In its 18th year, the Harvey Nash/KPMG survey collects input from more than 3,000 domestic and global CIOs and tech managers to highlight recruiting, digital, and other focus areas. Some key findings of the survey include:


  • Recruiting and retention continue to concern: Despite fluctuating job demand, the effort to recruit niche IT personnel remains rigorous. The lack of available talent continues to sideline growth efforts for 65 percent of respondents. More than 40 percent of those responding hope to grow the size of their teams in the coming year—making the talent crunch more intense. With a highly competitive hiring environment, almost 90 percent of CIOs report they are concerned about their ability to retain needed talent. For small organizations, an established company culture appears to provide a competitive edge when hiring for talent and tenure.


  • Gender balance is improving—slowly: Female senior IT personnel increased from six to nine percent in the last year.


  • Innovation is driving technology: More than 30 percent of those responding state they are moving into the Cloud, while 45 percent report budget boosts for IT spending.


  • Outsourcing may be a response to the talent war: Approximately 50 percent of responding CIOs report future plans to increase budget spend on outsourcing. This is a significant jump from 2015 when only nine percent of tech leaders put contract help on their future wish list.


  • Threat of cyber attack being taken more seriously: Data theft and network intrusion seriously damages brand reputation and can leave a company open to liability. Cyber crime is a far-reaching enterprise and 28 percent of survey participants state they have responded to a major IT attack or event in the past two years. In 2014, 29 percent of tech responders noted they were very confident of their cyber protections. Today, that number has dropped to 22 percent.


  • Digital continues to disrupt: The disruption of the digital age may be calming slightly. About 27 percent of CIOs report disruption is confined to new techniques in product or service delivery, while 23 percent name customer engagement as the remaining sphere of digital instability. Up from 27 percent in 2015, 35 percent of survey participants report an enterprise-wide digital strategy in place. For one in five companies, this means installation of a Chief Digital Officer (CDO).

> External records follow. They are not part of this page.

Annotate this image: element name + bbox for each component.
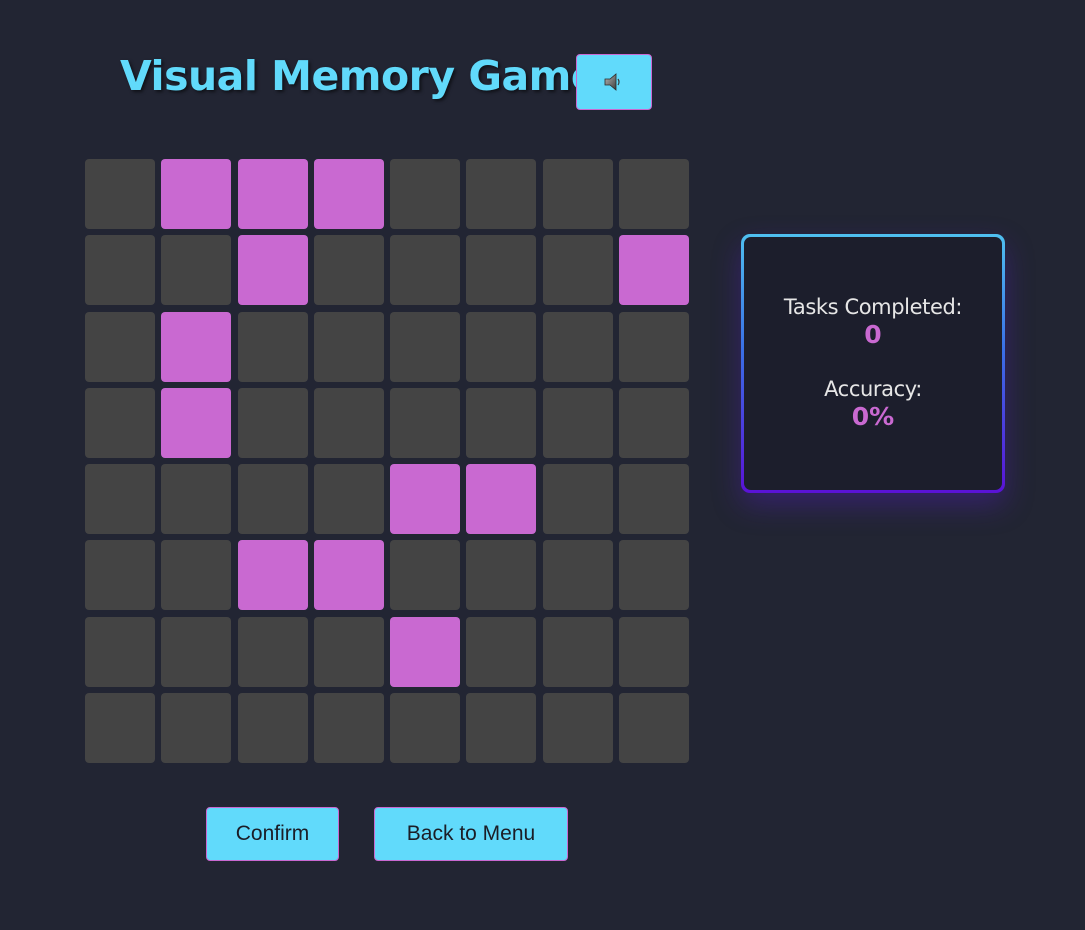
confirm-button[interactable]: Confirm — [206, 807, 339, 861]
grid-cell[interactable] — [390, 159, 461, 229]
speaker-muted-icon — [604, 73, 620, 91]
grid-cell[interactable] — [466, 235, 537, 306]
page-title: Visual Memory Game — [120, 52, 599, 100]
grid-cell[interactable] — [619, 616, 690, 687]
game-page: Visual Memory Game Tasks Completed: 0 Ac… — [0, 0, 1085, 930]
grid-cell[interactable] — [619, 540, 690, 611]
grid-cell[interactable] — [161, 540, 232, 611]
grid-cell[interactable] — [619, 387, 690, 458]
grid-cell[interactable] — [237, 616, 308, 687]
grid-cell[interactable] — [161, 693, 232, 764]
memory-grid — [85, 159, 690, 764]
grid-cell[interactable] — [542, 464, 613, 535]
accuracy-label: Accuracy: — [824, 377, 922, 401]
stats-panel: Tasks Completed: 0 Accuracy: 0% — [741, 234, 1005, 493]
grid-cell[interactable] — [85, 693, 155, 764]
grid-cell[interactable] — [466, 159, 537, 229]
grid-cell[interactable] — [619, 464, 690, 535]
grid-cell[interactable] — [619, 311, 690, 382]
grid-cell[interactable] — [390, 540, 461, 611]
grid-cell[interactable] — [237, 693, 308, 764]
tasks-completed-label: Tasks Completed: — [783, 295, 963, 319]
grid-cell-highlighted[interactable] — [161, 159, 232, 229]
grid-cell-highlighted[interactable] — [237, 159, 308, 229]
grid-cell[interactable] — [85, 464, 155, 535]
grid-cell[interactable] — [542, 159, 613, 229]
grid-cell-highlighted[interactable] — [237, 540, 308, 611]
back-to-menu-button[interactable]: Back to Menu — [374, 807, 568, 861]
sound-toggle-button[interactable] — [576, 54, 652, 110]
grid-cell[interactable] — [313, 616, 384, 687]
grid-cell-highlighted[interactable] — [313, 540, 384, 611]
grid-cell[interactable] — [466, 693, 537, 764]
grid-cell[interactable] — [313, 311, 384, 382]
grid-cell[interactable] — [237, 387, 308, 458]
tasks-completed-value: 0 — [864, 320, 882, 349]
grid-cell-highlighted[interactable] — [390, 616, 461, 687]
accuracy-value: 0% — [851, 402, 895, 431]
grid-cell[interactable] — [619, 693, 690, 764]
grid-cell[interactable] — [161, 235, 232, 306]
grid-cell[interactable] — [85, 159, 155, 229]
grid-cell[interactable] — [313, 464, 384, 535]
grid-cell[interactable] — [237, 464, 308, 535]
grid-cell[interactable] — [237, 311, 308, 382]
grid-cell[interactable] — [161, 464, 232, 535]
grid-cell[interactable] — [85, 387, 155, 458]
grid-cell[interactable] — [542, 693, 613, 764]
grid-cell[interactable] — [161, 616, 232, 687]
grid-cell[interactable] — [390, 387, 461, 458]
grid-cell[interactable] — [85, 616, 155, 687]
grid-cell-highlighted[interactable] — [237, 235, 308, 306]
grid-cell[interactable] — [466, 311, 537, 382]
grid-cell[interactable] — [542, 311, 613, 382]
grid-cell[interactable] — [390, 693, 461, 764]
grid-cell-highlighted[interactable] — [313, 159, 384, 229]
grid-cell-highlighted[interactable] — [619, 235, 690, 306]
grid-cell[interactable] — [390, 235, 461, 306]
grid-cell[interactable] — [466, 616, 537, 687]
grid-cell[interactable] — [313, 235, 384, 306]
grid-cell[interactable] — [85, 311, 155, 382]
grid-cell-highlighted[interactable] — [161, 311, 232, 382]
grid-cell-highlighted[interactable] — [161, 387, 232, 458]
grid-cell[interactable] — [466, 540, 537, 611]
grid-cell[interactable] — [466, 387, 537, 458]
grid-cell[interactable] — [542, 616, 613, 687]
grid-cell[interactable] — [542, 387, 613, 458]
grid-cell[interactable] — [542, 235, 613, 306]
grid-cell-highlighted[interactable] — [466, 464, 537, 535]
grid-cell[interactable] — [542, 540, 613, 611]
grid-cell-highlighted[interactable] — [390, 464, 461, 535]
grid-cell[interactable] — [619, 159, 690, 229]
grid-cell[interactable] — [85, 540, 155, 611]
grid-cell[interactable] — [85, 235, 155, 306]
grid-cell[interactable] — [313, 693, 384, 764]
grid-cell[interactable] — [313, 387, 384, 458]
grid-cell[interactable] — [390, 311, 461, 382]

Five recruiting challenges faced by CIOs


In addition to an IT skill squeeze, the survey notes the following points:


  1. By the numbers: The highest in-demand IT skills include analytics, project management, business analysis, and development.
  2. Times are tight: The current talent shortage is the tightest reported since approximately 2008.
  3. Team building: Despite the desire to grow team size, talent shortages will likely derail plans in the next year.
  4. Culture club: Companies with robust company culture and perks are better able to attract and retain talent. Industries most likely to take advantage of culture to build their workforce include the tech, professional services, broadcast media, advertising, and pharmaceutical sectors.
  5. Contingent workers: Smaller companies use more contract workers than larger businesses.


Continuing economic and political instability, paired with fast-driving technological innovation means tech leaders and hiring managers must adopt competitive hiring practices. Strategies for managing engaged, forward business movement include developing smaller, cohesive teams; hiring for cross-capabilities; and outsourcing team building to an experienced IT recruiter.